C’era una moglie, già nudo patinato della commedia boccaccesca, che lo abbandonava, spolpando ricchezze; c’era il primo gruppo industriale italiano, che approfittava dell’incarcerazione dell’Angelone, per sottrargli il primo quotidiano d’Italia; c’era il primo istituto finanziario che spalleggiava il ladrocinio. Paradossalmente Angelone, che era nella P2, pur non essendone granché interessato, finiva per consegnare quel quotidiano alla direzione di due giornalisti nemici, voluti da Pci e sindacato interno. Un coacervo di uomini e donne, come i draghi e le streghe delle favole, tutti diversi e tutti accomunati a distruggere, impoverire, incarcerare la buona vittima. Questa, uscita a fatica, come il conte di Montecristo, da tante macerie, dopo quasi tre decenni, avrebbe voluto ottenere soddisfazione dai malvagi di cui sopra.
Non siamo però in un romanzo di Dumas. Gli stessi che avevano distrutto Angelone una volta, e che si trovano sempre in sella, direttamente o sotto le spoglie di figli e nipoti, si sono subito liberati di questa voce rivendicativa della verità. Giù nuove accuse, giù nuovi processi, aggravati dall’amicizia per Berlusconi, anch’egli nome P2 e dalle seconde nozze con una dottoressa, anch’essa malatissima, ma plagata dall’essere deputata Pdl. Il fumettone popolare chiude le sue pagine nel pianto per le caprine motivazioni con le quali Angelone, viene apposta separato dalla moglie medico, incarcerato e martirizzato. I fumettoni, si sa, semplificano la realtà e banalizzano la verità. Tra quello del preambolo accusatorio e quello popolare, non c’è dubbio però su chi meriti la verosimiglianza. È appena uscito un volume dal titolo “Bettino Craxi, dunque colpevole”, che durante la presentazione Berlusconi ha proposto di cambiare, sostituendosi da colpevole per postulato al leader socialista.
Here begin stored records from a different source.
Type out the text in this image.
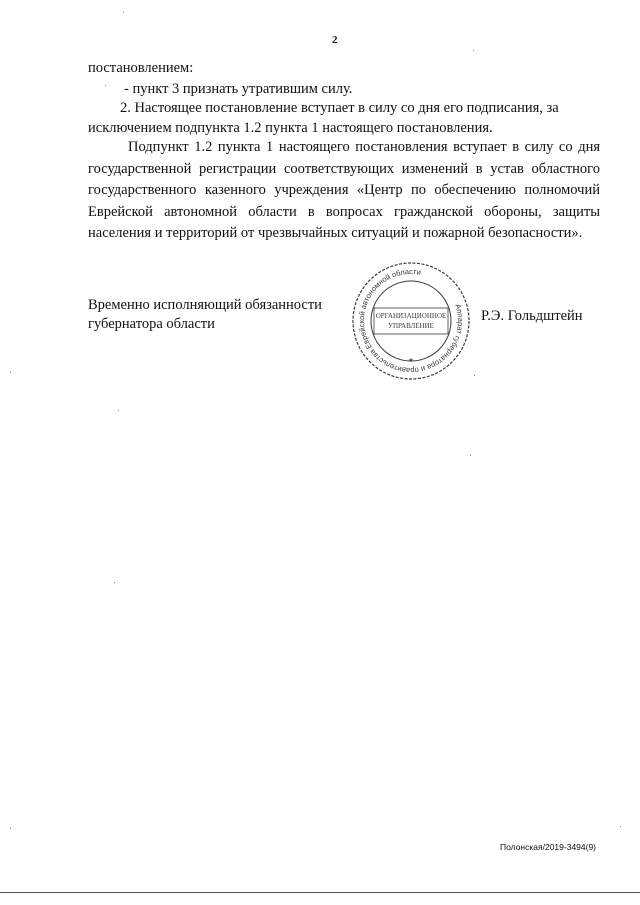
2
постановлением:
- пункт 3 признать утратившим силу.
2. Настоящее постановление вступает в силу со дня его подписания, за
исключением подпункта 1.2 пункта 1 настоящего постановления.
Подпункт 1.2 пункта 1 настоящего постановления вступает в силу со дня государственной регистрации соответствующих изменений в устав областного государственного казенного учреждения «Центр по обеспечению полномочий Еврейской автономной области в вопросах гражданской обороны, защиты населения и территорий от чрезвычайных ситуаций и пожарной безопасности».
Временно исполняющий обязанности
губернатора области
Аппарат губернатора и правительства Еврейской автономной области
ОРГАНИЗАЦИОННОЕ
УПРАВЛЕНИЕ
★
Р.Э. Гольдштейн
Полонская/2019-3494(9)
Craxi combatté e Berlusconi combatte. Angelo Rizzoli, invece, voleva preservare un’azienda, voleva salvare un quotidiano, voleva difendere un nome, voleva produrre film; voleva essere un imprenditore, magari non così grande come il nonno. Non voleva dominare il mercato, vincere la Champions, fare politica. Incappò invece nelle lotte di demolizione anzitempo contro i Craxi ed i Berlusconi e prese, senza avere appropriati giubbotti antiproiettile, tante mitragliate anche quando era ormai a terra. Incolumi, orribili nei loro sorrisi, assurdi quando parlano di etica, i tanti responsabili dell’agonia di una vita, camminano tracotanti. Non riceveranno mai però dalla gente quel moto di commozione, condivisione, comunione avutesi nelle case alla notizia della dipartita di Angelone. Sul volto di Rizzoli, anche all’ultimo, dominava la bonomia.
Invece tra la gente che non manifesta, né alza la voce, questa volta, accanto alla lacrima, la bocca si torceva in una rabbiosa e vendicativa stizza. In nome di Angelo Rizzoli, dunque colpevole.